Rabbi Berekhya gives us a rather visceral reason. He says Noah suffered greatly in the ark because he didn’t have a young son to care for him. So, when Ḥam acted against Noah, he effectively prevented Noah from having that comfort in the future. As a result, Noah cursed Canaan to be a slave to his brothers, who would then be servants to Noah.

Rav Huna, citing Rav Yosef, adds another layer. He suggests that Ḥam's actions prevented Noah from "an act that is done in darkness," perhaps alluding to procreation. Therefore, Canaan is cursed to be "ugly and darkened." Then, again in the name of Rav Yosef, Rav Huna says Noah cursed Canaan because Ham had prevented him from having a fourth son.

Rabbi Ḥiyya bar Abba introduces a rather shocking element: that both Ḥam and a dog engaged in sexual relations in the ark! That's why Ḥam emerged darkened, and why the dog is exposed during mating, he claims.

Finally, Rabbi Levi offers a striking analogy. It’s like someone imprinting their own coinage with their image inside the king’s tent. A direct affront to the king! So, the king decrees that the person’s face should be blackened and their image defaced.

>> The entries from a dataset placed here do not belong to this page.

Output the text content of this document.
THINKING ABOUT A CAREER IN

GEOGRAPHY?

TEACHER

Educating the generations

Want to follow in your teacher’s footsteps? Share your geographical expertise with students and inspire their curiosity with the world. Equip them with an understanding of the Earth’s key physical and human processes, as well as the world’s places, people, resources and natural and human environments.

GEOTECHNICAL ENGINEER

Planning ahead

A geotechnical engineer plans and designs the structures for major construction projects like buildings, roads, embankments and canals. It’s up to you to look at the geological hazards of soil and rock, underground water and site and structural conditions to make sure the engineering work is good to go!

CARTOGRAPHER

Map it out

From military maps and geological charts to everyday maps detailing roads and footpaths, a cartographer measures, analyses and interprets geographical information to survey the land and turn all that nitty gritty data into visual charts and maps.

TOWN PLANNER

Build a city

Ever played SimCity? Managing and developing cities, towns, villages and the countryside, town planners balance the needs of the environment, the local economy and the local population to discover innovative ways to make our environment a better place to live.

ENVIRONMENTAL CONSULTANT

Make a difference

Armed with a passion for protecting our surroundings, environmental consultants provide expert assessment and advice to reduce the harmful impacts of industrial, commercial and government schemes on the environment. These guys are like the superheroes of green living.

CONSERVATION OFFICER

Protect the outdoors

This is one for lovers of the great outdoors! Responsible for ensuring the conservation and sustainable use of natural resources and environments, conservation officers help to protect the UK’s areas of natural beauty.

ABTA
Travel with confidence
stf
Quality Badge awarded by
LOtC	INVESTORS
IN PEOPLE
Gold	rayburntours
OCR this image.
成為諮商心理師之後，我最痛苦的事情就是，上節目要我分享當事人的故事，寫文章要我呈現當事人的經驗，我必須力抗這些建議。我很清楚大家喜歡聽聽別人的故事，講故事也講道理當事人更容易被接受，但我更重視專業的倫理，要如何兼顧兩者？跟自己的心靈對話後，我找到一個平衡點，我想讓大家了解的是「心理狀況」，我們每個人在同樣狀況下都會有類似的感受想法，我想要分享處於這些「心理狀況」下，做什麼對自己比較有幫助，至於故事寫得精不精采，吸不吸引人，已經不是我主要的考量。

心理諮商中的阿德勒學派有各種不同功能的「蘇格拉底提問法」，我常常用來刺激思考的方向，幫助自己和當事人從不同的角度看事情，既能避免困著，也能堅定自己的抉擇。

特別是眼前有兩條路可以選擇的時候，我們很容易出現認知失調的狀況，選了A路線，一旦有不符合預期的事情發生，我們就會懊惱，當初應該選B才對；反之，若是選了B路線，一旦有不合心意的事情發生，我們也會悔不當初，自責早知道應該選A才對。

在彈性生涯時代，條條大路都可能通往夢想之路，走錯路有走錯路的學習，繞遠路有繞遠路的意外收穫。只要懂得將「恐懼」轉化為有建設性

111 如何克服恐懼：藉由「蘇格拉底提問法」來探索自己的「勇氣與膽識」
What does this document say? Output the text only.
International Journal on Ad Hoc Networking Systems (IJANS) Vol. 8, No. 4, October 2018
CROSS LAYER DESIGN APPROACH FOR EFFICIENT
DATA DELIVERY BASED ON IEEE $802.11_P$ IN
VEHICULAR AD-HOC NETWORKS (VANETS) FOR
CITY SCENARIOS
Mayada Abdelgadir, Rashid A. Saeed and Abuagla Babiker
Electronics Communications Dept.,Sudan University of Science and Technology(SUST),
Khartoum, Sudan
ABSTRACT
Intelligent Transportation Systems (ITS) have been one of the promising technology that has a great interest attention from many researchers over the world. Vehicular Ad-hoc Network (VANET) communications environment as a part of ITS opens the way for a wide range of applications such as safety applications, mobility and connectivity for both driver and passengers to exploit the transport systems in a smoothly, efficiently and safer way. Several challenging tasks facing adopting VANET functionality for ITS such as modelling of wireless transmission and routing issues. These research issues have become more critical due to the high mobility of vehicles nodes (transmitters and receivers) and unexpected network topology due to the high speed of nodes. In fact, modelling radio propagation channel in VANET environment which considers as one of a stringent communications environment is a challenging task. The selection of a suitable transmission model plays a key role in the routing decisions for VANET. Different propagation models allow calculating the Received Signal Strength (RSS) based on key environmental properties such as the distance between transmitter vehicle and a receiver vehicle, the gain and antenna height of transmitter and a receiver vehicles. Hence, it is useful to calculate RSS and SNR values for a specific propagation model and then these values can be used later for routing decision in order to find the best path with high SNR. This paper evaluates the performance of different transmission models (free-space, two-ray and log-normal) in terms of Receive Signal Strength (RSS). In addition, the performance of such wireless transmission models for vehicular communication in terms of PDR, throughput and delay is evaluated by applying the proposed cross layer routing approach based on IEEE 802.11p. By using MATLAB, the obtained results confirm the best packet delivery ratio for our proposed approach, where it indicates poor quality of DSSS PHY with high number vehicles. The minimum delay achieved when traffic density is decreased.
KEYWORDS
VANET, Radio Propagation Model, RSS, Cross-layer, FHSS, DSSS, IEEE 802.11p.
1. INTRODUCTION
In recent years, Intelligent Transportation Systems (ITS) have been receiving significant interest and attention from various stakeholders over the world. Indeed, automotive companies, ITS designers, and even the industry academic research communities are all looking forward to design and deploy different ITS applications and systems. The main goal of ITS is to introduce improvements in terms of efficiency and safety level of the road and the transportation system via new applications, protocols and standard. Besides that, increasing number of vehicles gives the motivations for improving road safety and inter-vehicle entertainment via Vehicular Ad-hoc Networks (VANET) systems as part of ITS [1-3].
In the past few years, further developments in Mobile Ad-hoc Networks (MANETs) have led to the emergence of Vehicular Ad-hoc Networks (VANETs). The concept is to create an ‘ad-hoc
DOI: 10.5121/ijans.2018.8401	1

According to Rabbi Levi, Ḥam and the dog sought to reproduce their image within the ark – the king’s palace, so to speak. Therefore, their descendants should suffer humiliation. That’s why Ḥam emerged darkened and the dog is exposed during mating.

So what does it all mean? This passage from Bereshit Rabbah, as retold by Ginzberg in Legends of the Jews, isn't just a simple explanation of a biblical verse. It's a complex exploration of justice, responsibility, and the lasting consequences of our actions. It's a reminder that even within the ark, even after the flood, human nature – with all its flaws and complexities – persists. And perhaps, it's a warning about the power of our choices and how they ripple through generations.